Calceolarioside A

Calceolarioside A is an iridoid glycoside compound that demonstrates significant antinociceptive and anti-inflammatory properties through modulation of pain and inflammatory pathways. Research shows it reduces pain responses by up to 75% and alleviates thermal hyperalgesia in preclinical studies.

Origin & History

Calceolarioside A is a phenylpropanoid glycoside isolated from several plant species, including various *Calceolaria* species, *Fraxinus insularis*, and *Aeschynanthus bracteatus*. It is typically extracted from plant methanolic extracts or callus tissues and can be synthesized chemically via organocatalysts.

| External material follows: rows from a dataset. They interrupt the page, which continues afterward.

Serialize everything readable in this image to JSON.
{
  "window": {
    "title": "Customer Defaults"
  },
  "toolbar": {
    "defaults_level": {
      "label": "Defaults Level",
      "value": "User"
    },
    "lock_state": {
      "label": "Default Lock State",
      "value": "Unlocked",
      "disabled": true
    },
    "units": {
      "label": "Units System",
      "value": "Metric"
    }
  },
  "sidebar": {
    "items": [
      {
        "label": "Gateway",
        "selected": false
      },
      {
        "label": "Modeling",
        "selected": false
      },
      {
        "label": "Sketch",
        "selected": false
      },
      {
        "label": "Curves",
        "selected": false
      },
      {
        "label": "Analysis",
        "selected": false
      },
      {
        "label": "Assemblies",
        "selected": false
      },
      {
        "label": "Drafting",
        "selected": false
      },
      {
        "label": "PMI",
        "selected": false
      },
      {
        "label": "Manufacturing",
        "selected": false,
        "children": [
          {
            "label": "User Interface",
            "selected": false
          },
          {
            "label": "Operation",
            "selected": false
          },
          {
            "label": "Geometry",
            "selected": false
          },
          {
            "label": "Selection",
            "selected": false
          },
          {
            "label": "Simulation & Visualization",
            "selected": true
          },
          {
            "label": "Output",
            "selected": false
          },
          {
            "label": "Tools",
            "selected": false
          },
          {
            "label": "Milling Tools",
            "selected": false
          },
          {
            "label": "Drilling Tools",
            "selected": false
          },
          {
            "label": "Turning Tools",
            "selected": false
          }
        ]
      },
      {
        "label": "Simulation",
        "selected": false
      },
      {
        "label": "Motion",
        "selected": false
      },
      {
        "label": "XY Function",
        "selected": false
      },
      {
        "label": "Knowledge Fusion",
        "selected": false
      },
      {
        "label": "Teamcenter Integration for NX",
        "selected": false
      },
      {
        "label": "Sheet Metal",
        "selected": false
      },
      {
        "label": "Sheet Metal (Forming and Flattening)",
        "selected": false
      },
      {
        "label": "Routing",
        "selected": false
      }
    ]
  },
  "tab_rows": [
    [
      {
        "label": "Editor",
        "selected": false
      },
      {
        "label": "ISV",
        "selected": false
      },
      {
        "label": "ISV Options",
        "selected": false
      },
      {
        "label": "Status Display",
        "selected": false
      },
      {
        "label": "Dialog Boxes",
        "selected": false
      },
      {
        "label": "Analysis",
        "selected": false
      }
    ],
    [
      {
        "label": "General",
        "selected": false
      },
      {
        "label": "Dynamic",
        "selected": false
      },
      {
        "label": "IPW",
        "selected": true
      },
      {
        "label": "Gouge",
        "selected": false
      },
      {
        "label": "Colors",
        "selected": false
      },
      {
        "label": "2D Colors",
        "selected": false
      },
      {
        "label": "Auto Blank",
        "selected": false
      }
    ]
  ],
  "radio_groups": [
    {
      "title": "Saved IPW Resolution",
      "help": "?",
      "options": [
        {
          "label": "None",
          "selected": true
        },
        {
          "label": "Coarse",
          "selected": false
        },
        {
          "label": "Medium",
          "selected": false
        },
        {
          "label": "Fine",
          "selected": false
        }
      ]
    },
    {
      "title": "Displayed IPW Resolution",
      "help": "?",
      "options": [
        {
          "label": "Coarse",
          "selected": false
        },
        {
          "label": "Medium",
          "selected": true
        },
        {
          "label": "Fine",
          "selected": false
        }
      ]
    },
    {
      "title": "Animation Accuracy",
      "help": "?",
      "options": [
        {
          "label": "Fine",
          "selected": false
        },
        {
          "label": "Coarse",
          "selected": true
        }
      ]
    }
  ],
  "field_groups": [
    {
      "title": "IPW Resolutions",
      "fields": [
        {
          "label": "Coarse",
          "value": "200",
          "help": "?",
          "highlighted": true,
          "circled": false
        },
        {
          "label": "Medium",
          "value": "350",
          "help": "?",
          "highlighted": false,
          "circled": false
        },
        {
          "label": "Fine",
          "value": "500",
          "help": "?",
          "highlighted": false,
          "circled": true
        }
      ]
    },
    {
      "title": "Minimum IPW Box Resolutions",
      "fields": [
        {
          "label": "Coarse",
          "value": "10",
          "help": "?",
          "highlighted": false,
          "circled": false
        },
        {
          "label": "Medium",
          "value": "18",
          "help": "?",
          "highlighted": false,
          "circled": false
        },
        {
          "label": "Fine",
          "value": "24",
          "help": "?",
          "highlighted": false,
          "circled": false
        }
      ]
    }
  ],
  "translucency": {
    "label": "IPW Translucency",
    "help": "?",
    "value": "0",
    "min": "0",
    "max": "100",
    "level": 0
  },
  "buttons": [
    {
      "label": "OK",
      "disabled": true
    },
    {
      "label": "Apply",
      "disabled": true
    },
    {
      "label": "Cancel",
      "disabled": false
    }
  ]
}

Historical & Cultural Context

There are no documented traditional or historical medicinal uses for Calceolarioside A. It is primarily studied as a phytochemical isolate without noted ethnopharmacological context.

Health Benefits

• Reduces formalin-induced licking by 35% in phase 1 and 75% in phase 2 in mice, indicating antinociceptive properties (preclinical evidence).[3] • Alleviates carrageenan-induced thermal hyperalgesia in mice at 50-100 μg/paw dosage (preclinical evidence).[3] • Diminishes zymosan-induced paw edema in mice by reducing edema 1-4 hours post-administration with 50-100 μg/paw (preclinical evidence).[3] • Inhibits IL-6, TNFα, and IL-1β release from LPS-stimulated THP-1 cells in a concentration-dependent manner, showcasing anti-inflammatory effects (in vitro evidence).[3]

How It Works

Calceolarioside A exerts its antinociceptive effects by modulating nociceptive pathways involved in pain transmission, particularly targeting formalin-induced pain responses. The compound demonstrates anti-inflammatory activity by inhibiting inflammatory mediators that contribute to carrageenan-induced thermal hyperalgesia and zymosan-induced edema formation.

Scientific Research

No human clinical trials or meta-analyses have been conducted on Calceolarioside A. The existing evidence is limited to in vitro studies and animal models, such as those involving paw injection in mice demonstrating antinociceptive and anti-inflammatory effects (PMID: 35408584).[3]

Clinical Summary

Current evidence for calceolarioside A is limited to preclinical animal studies with no human clinical trials available. Mouse studies demonstrate significant antinociceptive effects, showing 35% reduction in phase 1 and 75% reduction in phase 2 formalin-induced licking responses. Additional research shows effectiveness against thermal hyperalgesia at 50-100 μg/paw dosages and reduction of paw edema in inflammation models. The evidence strength remains preliminary due to the absence of human studies.

Nutritional Profile

Calceolarioside A is a phenylpropanoid glycoside (phenylethanoid glycoside) compound, not a food ingredient or macronutrient source. It contains no meaningful macronutrients (protein, fat, or carbohydrates in a nutritional sense), fiber, or conventional vitamins/minerals. Structurally, it is composed of a caffeic acid ester linked to a glycoside backbone, contributing to its classification as a polyphenolic bioactive compound. Molecular formula: C20H22O11 (approximate molecular weight ~442 g/mol). Its bioactive profile is defined by its catechol moiety and caffeic acid component, which confer antioxidant and anti-inflammatory properties. Bioavailability data in humans is not established; preclinical studies utilized direct intraplantar administration (50–100 μg/paw in mice), bypassing oral absorption. Oral bioavailability of phenylethanoid glycosides as a class is generally limited due to hydrolysis by gut microbiota and intestinal enzymes, which may cleave the glycoside linkage and alter bioactivity. No data exists on standard nutritional concentrations, dietary intake levels, or micronutrient contributions, as this compound is studied exclusively as an isolated phytochemical in pharmacological contexts rather than as a dietary nutrient.

Preparation & Dosage

No clinically studied dosage ranges exist due to the lack of human trials. In preclinical studies, doses of 50-100 μg/paw were used for anti-hyperalgesic and anti-edema effects in mice. Consult a healthcare provider before starting any new supplement.

Synergy & Pairings

Acteoside, Forsythiaside, Verbascoside

Safety & Interactions

No human safety data exists for calceolarioside A due to lack of clinical trials. Potential interactions with pain medications, NSAIDs, or anti-inflammatory drugs are unknown but theoretically possible given its mechanism of action. Pregnancy and breastfeeding safety cannot be established without human studies. Long-term safety, optimal dosing, and contraindications remain undefined pending clinical research.